I will never sound like it, but I'm in Matrix's corner. I see clearly where they fit into the ecosystem. The world where Matrix replaces Discourse, Slack, IRC, and Telegram is a better world.

I do not see Matrix replacing Signal, or whatever post-Signal project is carrying forward their ideals 20 years from now.

A Matrix project person will be sure to correct me on this, and I call it out in part to be candid that I'm not certain about the specific duration.

2 comments

ironically, i agree with much with this: Matrix began in May 2014; we started E2EE in Feb 2015 and turned it on by default in May 2020. Centralised systems are way simpler and easier to reason about and present a smaller attack surface.

Is decentralisation worth it despite that? In my opinion, categorically yes. Just as the internet is better than a corporate WAN, and the internet should live forever, unlike the likes of AOL.

https://matrix.org/blog/2020/01/02/on-privacy-versus-freedom was my attempt to articulate this.

I would hope there's not much irony here at all. Signal has different priorities than Matrix. I'm sure the Signal project would like to think it can eventually grow to replace Slack, and I don't see that happening either.
The only irony was that you were expecting to be corrected, and instead I largely agreed.
I don't think so! Also: we're waiting for y'all to be ready for the SCW podcast. So you have me over a barrel! I have to be nice to lure you.
I wouldn't waste time trying to be nice; I'll turn up whatever if you'll have me. Cryptographically constrained room membership in Matrix is still stuck behind consolidating on matrix-rust-sdk for E2EE, so we only have to address & audit it in one place - and progress has also been impacted by funding challenges (https://matrix.org/blog/2022/12/25/the-matrix-holiday-update... etc). So you might have to wait a while longer.
Signal without SMS support is a poorer performing version of Element to me. There is little practical difference between Signal and most other popular messaging apps that implements end to end encryption.

Compare Element and Signal Desktop startup times, Element is nearly instantaneous, while Signal takes significant time to even open. Both are using the same software stack on desktop, Electron with SQLite.

When you get up to the thousands of rooms and tens of millions of messages (bridging and integrations will do that to you), Element Desktop Linux performance degrades severely and will regularly lose connection requiring restarts. And good luck getting out of that scenario or splitting up/archiving the account or groups of the rooms in a digestible format...

We've had Matrix in an org I'm in for a few years now and this has become a meme now.

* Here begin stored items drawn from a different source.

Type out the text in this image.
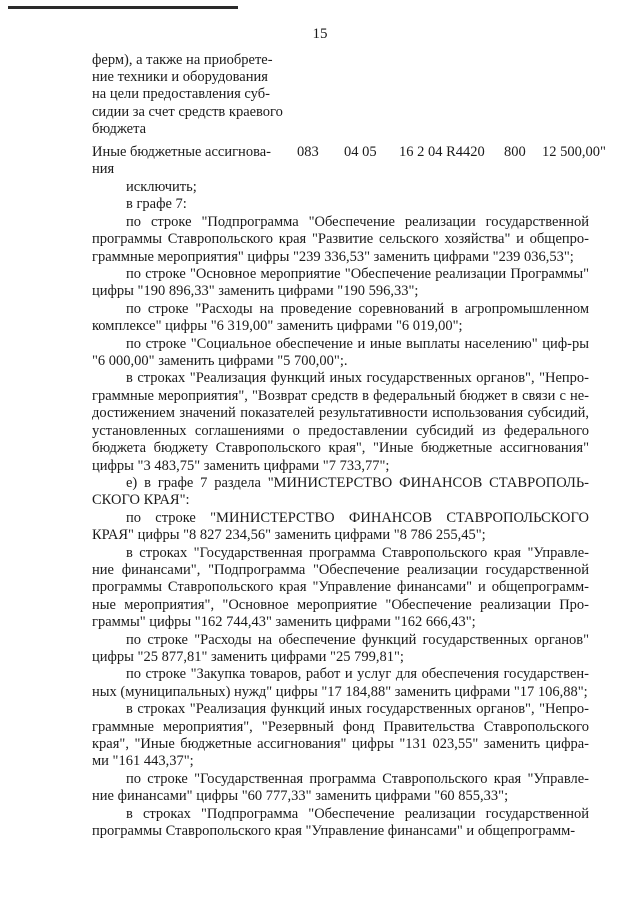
15
ферм), а также на приобрете-
ние техники и оборудования
на цели предоставления суб-
сидии за счет средств краевого
бюджета
Иные бюджетные ассигнова-
ния
083 04 05 16 2 04 R4420 800 12 500,00"

исключить;

в графе 7:

по строке "Подпрограмма "Обеспечение реализации государственной программы Ставропольского края "Развитие сельского хозяйства" и общепро-граммные мероприятия" цифры "239 336,53" заменить цифрами "239 036,53";

по строке "Основное мероприятие "Обеспечение реализации Программы" цифры "190 896,33" заменить цифрами "190 596,33";

по строке "Расходы на проведение соревнований в агропромышленном комплексе" цифры "6 319,00" заменить цифрами "6 019,00";

по строке "Социальное обеспечение и иные выплаты населению" циф-ры "6 000,00" заменить цифрами "5 700,00";.

в строках "Реализация функций иных государственных органов", "Непро-граммные мероприятия", "Возврат средств в федеральный бюджет в связи с не-достижением значений показателей результативности использования субсидий, установленных соглашениями о предоставлении субсидий из федерального бюджета бюджету Ставропольского края", "Иные бюджетные ассигнования" цифры "3 483,75" заменить цифрами "7 733,77";

е) в графе 7 раздела "МИНИСТЕРСТВО ФИНАНСОВ СТАВРОПОЛЬ-СКОГО КРАЯ":

по строке "МИНИСТЕРСТВО ФИНАНСОВ СТАВРОПОЛЬСКОГО КРАЯ" цифры "8 827 234,56" заменить цифрами "8 786 255,45";

в строках "Государственная программа Ставропольского края "Управле-ние финансами", "Подпрограмма "Обеспечение реализации государственной программы Ставропольского края "Управление финансами" и общепрограмм-ные мероприятия", "Основное мероприятие "Обеспечение реализации Про-граммы" цифры "162 744,43" заменить цифрами "162 666,43";

по строке "Расходы на обеспечение функций государственных органов" цифры "25 877,81" заменить цифрами "25 799,81";

по строке "Закупка товаров, работ и услуг для обеспечения государствен-ных (муниципальных) нужд" цифры "17 184,88" заменить цифрами "17 106,88";

в строках "Реализация функций иных государственных органов", "Непро-граммные мероприятия", "Резервный фонд Правительства Ставропольского края", "Иные бюджетные ассигнования" цифры "131 023,55" заменить цифра-ми "161 443,37";

по строке "Государственная программа Ставропольского края "Управле-ние финансами" цифры "60 777,33" заменить цифрами "60 855,33";

в строках "Подпрограмма "Обеспечение реализации государственной программы Ставропольского края "Управление финансами" и общепрограмм-
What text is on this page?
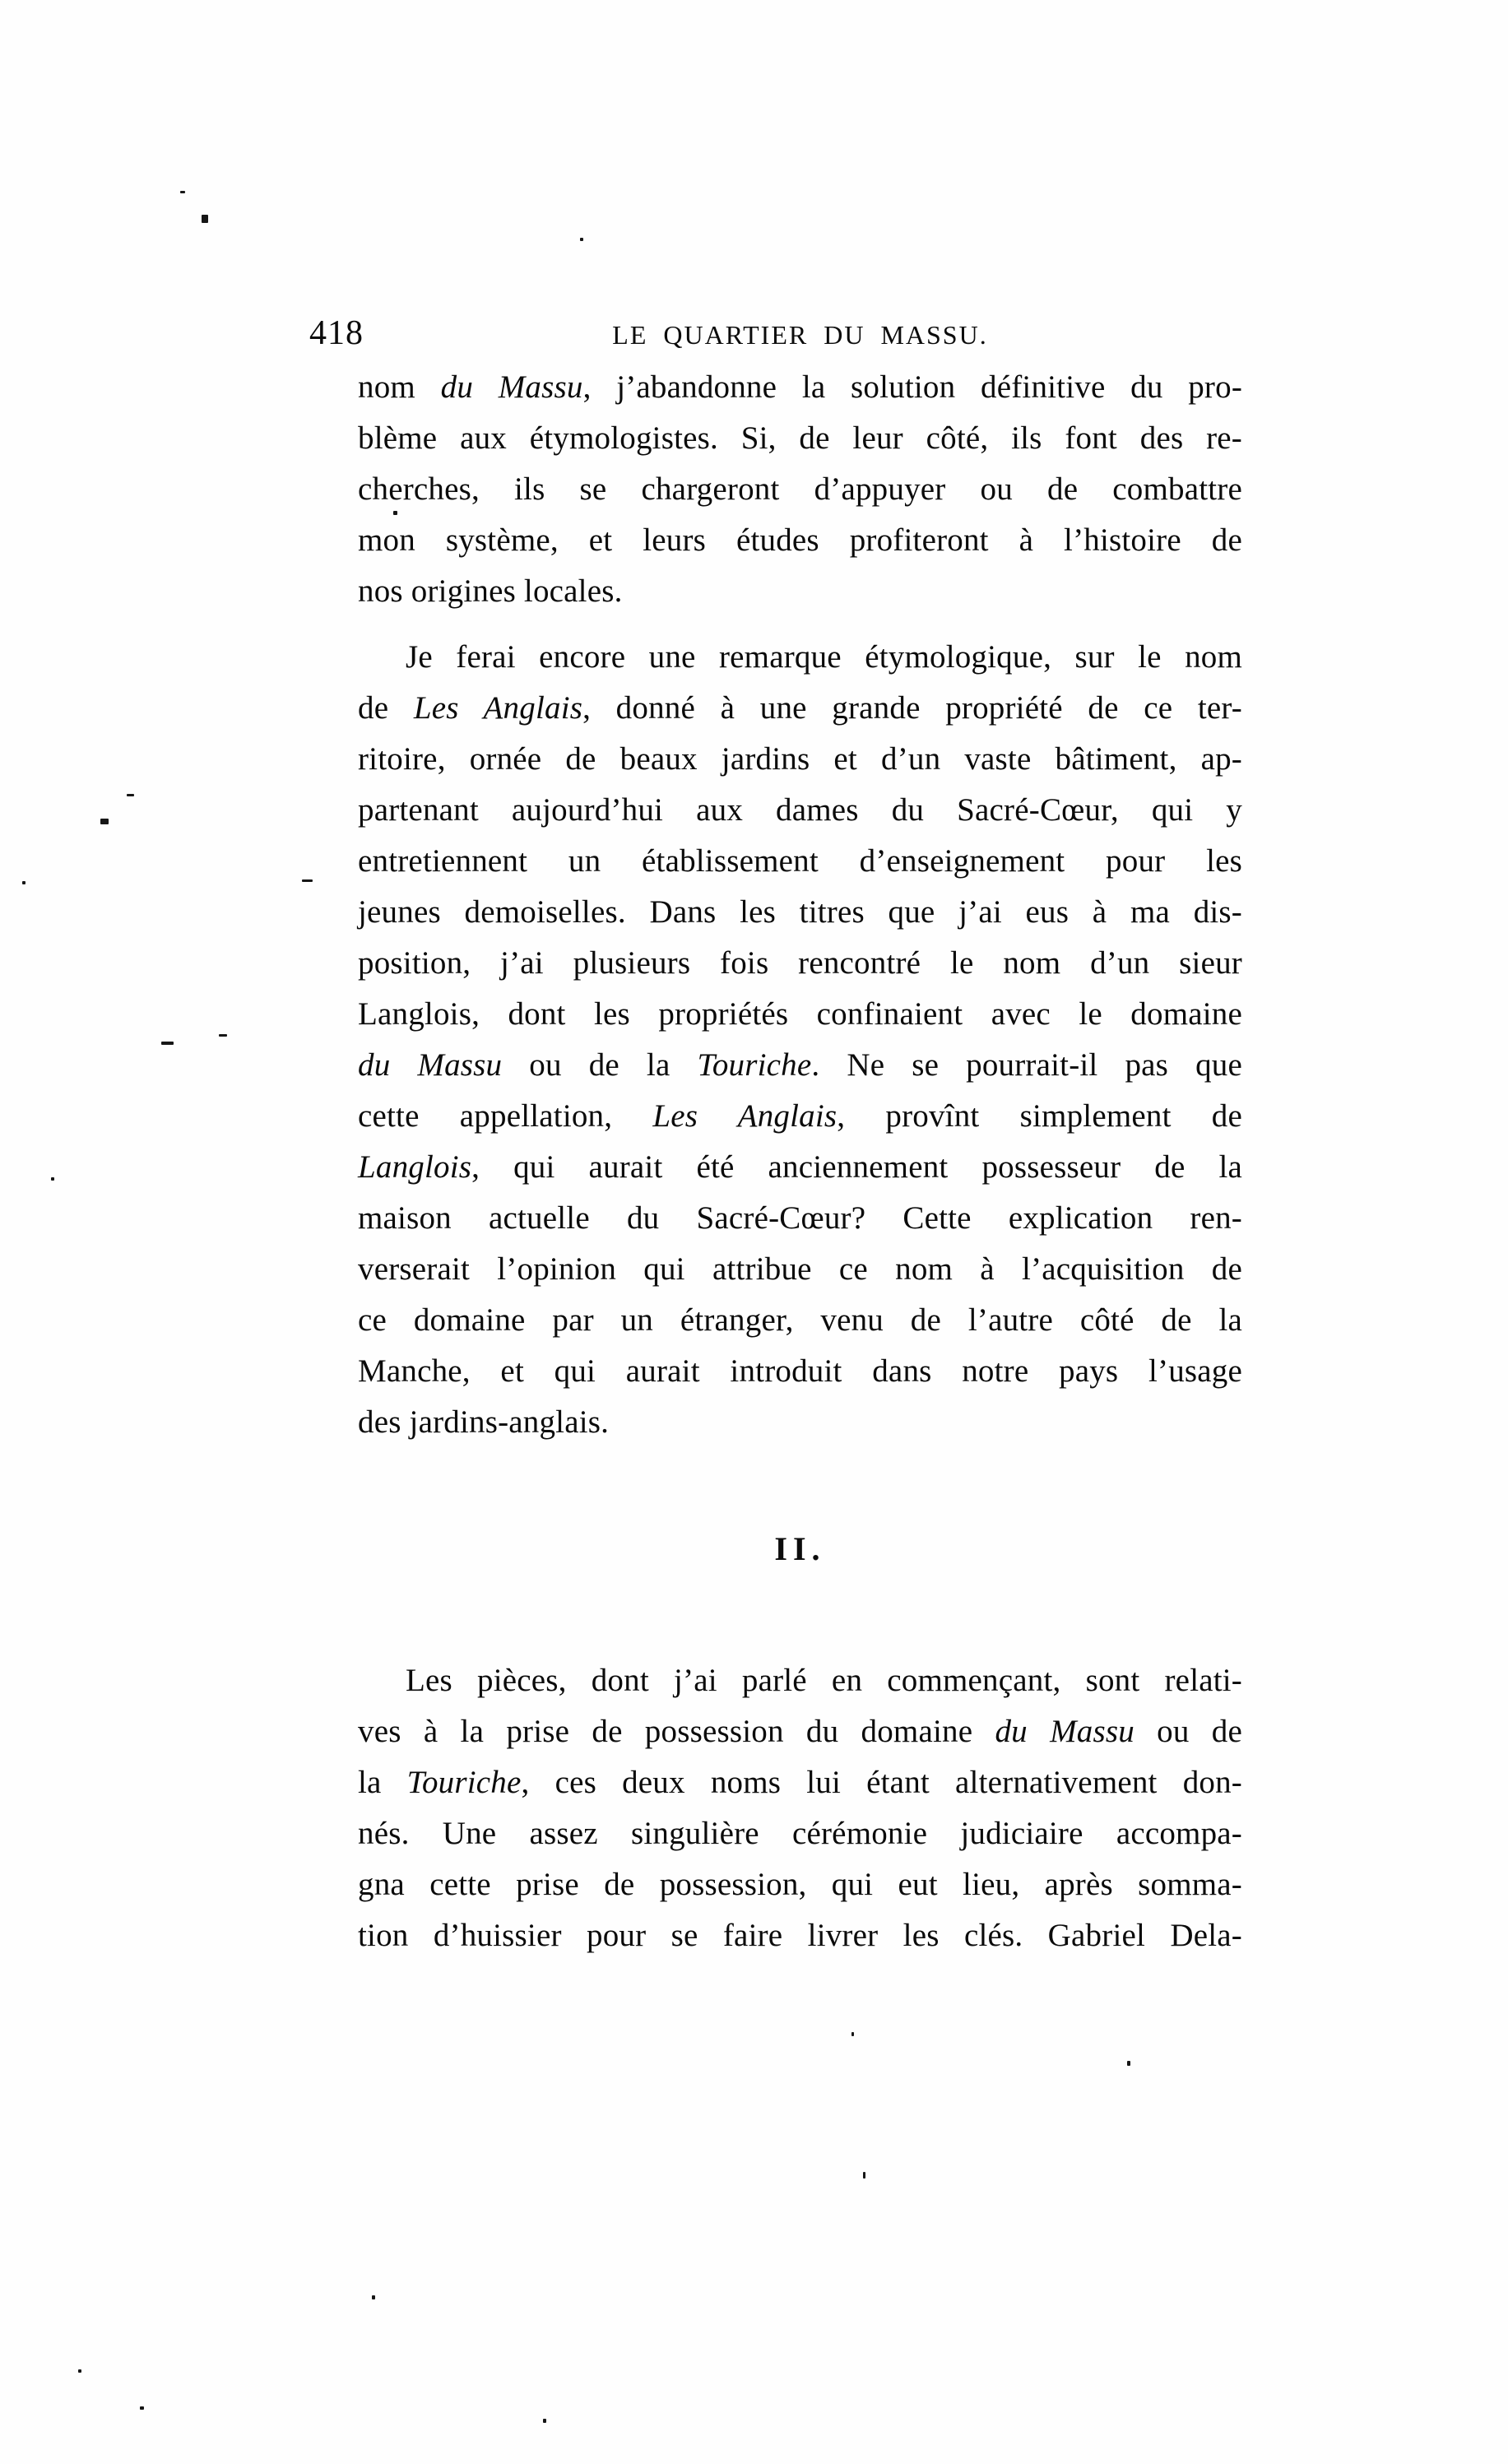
418	LE QUARTIER DU MASSU.
nom du Massu, j’abandonne la solution définitive du pro-
blème aux étymologistes. Si, de leur côté, ils font des re-
cherches, ils se chargeront d’appuyer ou de combattre
mon système, et leurs études profiteront à l’histoire de
nos origines locales.
Je ferai encore une remarque étymologique, sur le nom
de Les Anglais, donné à une grande propriété de ce ter-
ritoire, ornée de beaux jardins et d’un vaste bâtiment, ap-
partenant aujourd’hui aux dames du Sacré-Cœur, qui y
entretiennent un établissement d’enseignement pour les
jeunes demoiselles. Dans les titres que j’ai eus à ma dis-
position, j’ai plusieurs fois rencontré le nom d’un sieur
Langlois, dont les propriétés confinaient avec le domaine
du Massu ou de la Touriche. Ne se pourrait-il pas que
cette appellation, Les Anglais, provînt simplement de
Langlois, qui aurait été anciennement possesseur de la
maison actuelle du Sacré-Cœur? Cette explication ren-
verserait l’opinion qui attribue ce nom à l’acquisition de
ce domaine par un étranger, venu de l’autre côté de la
Manche, et qui aurait introduit dans notre pays l’usage
des jardins-anglais.
II.
Les pièces, dont j’ai parlé en commençant, sont relati-
ves à la prise de possession du domaine du Massu ou de
la Touriche, ces deux noms lui étant alternativement don-
nés. Une assez singulière cérémonie judiciaire accompa-
gna cette prise de possession, qui eut lieu, après somma-
tion d’huissier pour se faire livrer les clés. Gabriel Dela-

Fixing this has been the primary focus of the core Matrix team over the last year - we revealed the end result at FOSDEM a few weeks ago, and it literally improves performance to be better than Telegram/Discord/Slack or anything else we've benchmarked against: https://youtu.be/eUPJ9zFV5IE?t=566

If you're feeling adventurous, try develop.element.io and enable Sliding Sync in Labs, and you should get instant login, sync, and orders of magnitude better performance (but it is definitely beta). You may need to run your own SS proxy, for which we published a guide yesterday: https://youtu.be/25wkV2ZCSsM

Thanks for the follow-up.

Unfortunately, those are all orthogonal: you are referring to server and client-server-sync performance. I'm referring to opening and navigating the client UI, and these issues are as present when offline and no homeserver communication and syncing is involved.

The developments you mention are all important, great, and exciting but from what I've seen so far the UI performance issues are unaddressed. We had users try to report these issues on GH historically but they tended to get dismissed as "can't reproduce on my mac" or left unattended.

for the sake of completeness: they aren’t orthogonal. the reason that element web can take tens of seconds to launch is not just because it’s syncing with the server, but because it is loading hundreds of MB of json from indexeddb. Sliding Sync fundamentally changes that; in fact the sliding sync impl I pointed you at doesn’t persist any local state in indexeddb between launches (element web has never supported launching offline, fwiw). Therefore time to launch and load the UI is immeasurably improved.